Thursday, April 6th, 2017

The Pentagon is making the CIA and State Department obsolete, Ryan Landry argues:

The State Department and CIA have been anxious since election night, not just because of the threat of a change of policy, but because these agencies now face an existential threat on some level.

As Trump’s cabinet was assembled in late fall, the nervousness grew as Blue Empire realized how many generals and former generals would serve in high-ranking positions. Unbeknownst to most Americans, the fear is based on change within Red Empire. The Pentagon’s growth into a one-stop shop for policy formulation and implementation threatens Blue’s existence and at a minimum, influence.

Since the planes flew into the Twin Towers, the Department of Defense has been in a steady growth mode not strictly limited to increases in spending and budgets. The very scope and nature of the DOD has changed. America’s wars of choice, the imperial wars after World War II, have forced the Pentagon to send a first-world military into regions with zero infrastructure. The U.S. military had to change and find ways to support such a military in many undeveloped areas from scratch. Random reports by American media outlets repeat the same phrase over and over. The Pentagon has become a one-stop shop for the presidency to seek advice, consider policies, and execute plans. For all the recent talk of a Deep State, the Pentagon has grown into a fully operational imperium in imperio.
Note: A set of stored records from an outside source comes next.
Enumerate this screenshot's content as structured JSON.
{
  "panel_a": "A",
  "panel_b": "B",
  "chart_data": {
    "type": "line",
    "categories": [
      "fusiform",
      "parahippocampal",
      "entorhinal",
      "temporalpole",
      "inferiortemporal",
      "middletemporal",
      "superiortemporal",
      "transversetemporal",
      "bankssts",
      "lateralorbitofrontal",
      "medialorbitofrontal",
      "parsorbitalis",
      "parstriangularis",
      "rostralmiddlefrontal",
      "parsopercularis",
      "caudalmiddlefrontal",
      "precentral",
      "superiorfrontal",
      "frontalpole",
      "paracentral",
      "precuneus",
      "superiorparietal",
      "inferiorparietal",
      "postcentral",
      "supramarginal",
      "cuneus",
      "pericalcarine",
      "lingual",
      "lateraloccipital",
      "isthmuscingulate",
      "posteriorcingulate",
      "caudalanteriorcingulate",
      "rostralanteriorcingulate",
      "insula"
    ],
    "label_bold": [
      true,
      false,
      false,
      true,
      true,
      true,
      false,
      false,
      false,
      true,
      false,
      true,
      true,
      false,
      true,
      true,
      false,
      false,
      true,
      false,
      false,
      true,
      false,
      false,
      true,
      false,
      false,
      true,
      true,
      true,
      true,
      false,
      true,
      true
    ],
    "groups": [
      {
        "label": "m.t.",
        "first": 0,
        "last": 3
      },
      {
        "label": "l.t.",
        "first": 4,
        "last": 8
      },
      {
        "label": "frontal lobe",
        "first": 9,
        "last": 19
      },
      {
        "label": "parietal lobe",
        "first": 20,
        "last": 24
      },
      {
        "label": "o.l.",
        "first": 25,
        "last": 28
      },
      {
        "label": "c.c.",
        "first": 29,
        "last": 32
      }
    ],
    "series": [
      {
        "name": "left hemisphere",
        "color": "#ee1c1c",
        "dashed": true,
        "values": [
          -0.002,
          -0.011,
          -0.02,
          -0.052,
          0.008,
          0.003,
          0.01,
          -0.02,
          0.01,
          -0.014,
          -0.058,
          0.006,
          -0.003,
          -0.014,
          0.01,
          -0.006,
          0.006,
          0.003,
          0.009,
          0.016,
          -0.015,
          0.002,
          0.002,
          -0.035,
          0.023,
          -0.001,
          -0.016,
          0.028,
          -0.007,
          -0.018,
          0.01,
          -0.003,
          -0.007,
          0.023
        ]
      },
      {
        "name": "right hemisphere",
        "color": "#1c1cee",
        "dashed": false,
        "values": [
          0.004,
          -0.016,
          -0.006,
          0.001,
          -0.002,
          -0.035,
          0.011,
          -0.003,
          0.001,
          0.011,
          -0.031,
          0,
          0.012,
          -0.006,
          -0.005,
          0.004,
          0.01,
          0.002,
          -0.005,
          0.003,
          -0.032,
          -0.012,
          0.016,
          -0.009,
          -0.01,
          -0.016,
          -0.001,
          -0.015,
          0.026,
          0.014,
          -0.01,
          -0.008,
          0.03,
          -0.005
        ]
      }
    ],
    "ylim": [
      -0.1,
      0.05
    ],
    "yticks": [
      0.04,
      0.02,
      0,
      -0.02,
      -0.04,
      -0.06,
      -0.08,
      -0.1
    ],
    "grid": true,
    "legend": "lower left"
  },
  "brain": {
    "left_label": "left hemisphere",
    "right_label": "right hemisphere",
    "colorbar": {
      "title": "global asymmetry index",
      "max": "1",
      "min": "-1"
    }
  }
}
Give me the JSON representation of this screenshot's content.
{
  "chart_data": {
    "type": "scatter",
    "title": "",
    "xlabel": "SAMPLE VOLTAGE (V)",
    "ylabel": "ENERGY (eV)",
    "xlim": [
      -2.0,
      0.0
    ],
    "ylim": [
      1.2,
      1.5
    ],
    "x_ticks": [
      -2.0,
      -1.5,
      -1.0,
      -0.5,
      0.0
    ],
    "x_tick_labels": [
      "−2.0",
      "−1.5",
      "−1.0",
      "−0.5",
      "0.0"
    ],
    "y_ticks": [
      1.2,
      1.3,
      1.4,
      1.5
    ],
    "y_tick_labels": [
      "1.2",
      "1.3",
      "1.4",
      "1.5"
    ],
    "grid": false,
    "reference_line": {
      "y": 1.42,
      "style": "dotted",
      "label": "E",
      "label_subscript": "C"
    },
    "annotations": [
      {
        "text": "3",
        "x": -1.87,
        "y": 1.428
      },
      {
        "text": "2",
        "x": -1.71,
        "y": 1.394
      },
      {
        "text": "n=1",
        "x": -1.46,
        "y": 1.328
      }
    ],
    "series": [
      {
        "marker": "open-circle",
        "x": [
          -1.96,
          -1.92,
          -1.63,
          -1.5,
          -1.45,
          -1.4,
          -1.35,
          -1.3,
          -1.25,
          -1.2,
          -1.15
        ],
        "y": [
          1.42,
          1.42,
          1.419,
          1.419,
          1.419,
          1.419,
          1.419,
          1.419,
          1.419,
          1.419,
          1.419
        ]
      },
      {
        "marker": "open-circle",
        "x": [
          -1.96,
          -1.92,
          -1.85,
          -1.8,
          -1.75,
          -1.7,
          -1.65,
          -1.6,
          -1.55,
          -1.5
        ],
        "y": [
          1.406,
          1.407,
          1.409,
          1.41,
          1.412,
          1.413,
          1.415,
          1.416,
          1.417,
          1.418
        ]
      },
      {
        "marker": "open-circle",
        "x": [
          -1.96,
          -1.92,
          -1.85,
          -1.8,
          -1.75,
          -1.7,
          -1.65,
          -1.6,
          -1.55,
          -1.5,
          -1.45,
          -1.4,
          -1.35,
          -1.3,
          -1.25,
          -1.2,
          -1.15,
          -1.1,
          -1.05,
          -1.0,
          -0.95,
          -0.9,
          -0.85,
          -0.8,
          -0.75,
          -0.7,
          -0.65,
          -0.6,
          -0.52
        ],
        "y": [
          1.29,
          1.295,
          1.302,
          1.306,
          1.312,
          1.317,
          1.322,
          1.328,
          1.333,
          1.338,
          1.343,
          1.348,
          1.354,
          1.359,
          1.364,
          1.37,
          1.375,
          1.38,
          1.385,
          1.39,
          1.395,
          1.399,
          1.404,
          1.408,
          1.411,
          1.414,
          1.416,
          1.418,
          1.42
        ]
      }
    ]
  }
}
If the president inquires, the Pentagon offers a soup to nuts service for policy that extends beyond warmaking. As one of the largest users of oil and oil products, the Pentagon needed to focus on securing oil, and therefore energy policy advisers and researchers sprung forth. The Pentagon has a budget and a literal army of individuals to enact policy with speed that other departments can only dream of enjoying. The need to defend America’s computer networks has had secondary consequences of a private ex-military IT network of contractors and systems experts.

Mission creep has created recent open reactions from rivals at State and CIA. CIA’s fear of former national security adviser Michael Flynn was not due to his supposed Russia connections, but rather because of his approach to intelligence. Flynn voiced concerns and criticism with the CIA’s approach. Flynn also built the Defense Intelligence Agency up to integrate intelligence units and analysis directly with Army units for faster, more efficient operations. CIA was out to get Flynn as part of a turf battle and legitimate fear of reform. If not reform, simple reorientation of who is used when and where in the empire.

Defense has also spent a generation pushing its officers into furthering their education. This is not simple credentialism, but also creating a corps of officers that could rival their mirror images in State.

Comments

  1. DJohn1 says:

    Proconsuls.

    This idea occurred to me several years back.

    Why bother going to a Foggy Bottom Ambassador for policy assurances or bureaucrats at Commerce and Treasury for import and financial permissions when you can go to the Combatant Commander for one-stop shopping?

    SOCOM does most of the wet ops for CIA’s Directorate of Operations these days. NSA is part of DoD. Deemphasizing CIA and bulking up DIA is doable. Trump’s approach seems to be castrating but not eliminating bureaucracy as conservative dogma demands. The Left’s defenses aren’t optimized to oppose that shift in tactics.

    DHS never really ended up as the American MI5 it needed to be. FBI doesn’t like the COIN role and is of questionable reliability. BATFE could be rebuilt into FBI 2.0 for a national policing and internal security role. FBI 1.0 would go bonkers over the challenge to their portfolio and the competition would create results for quite a few decades.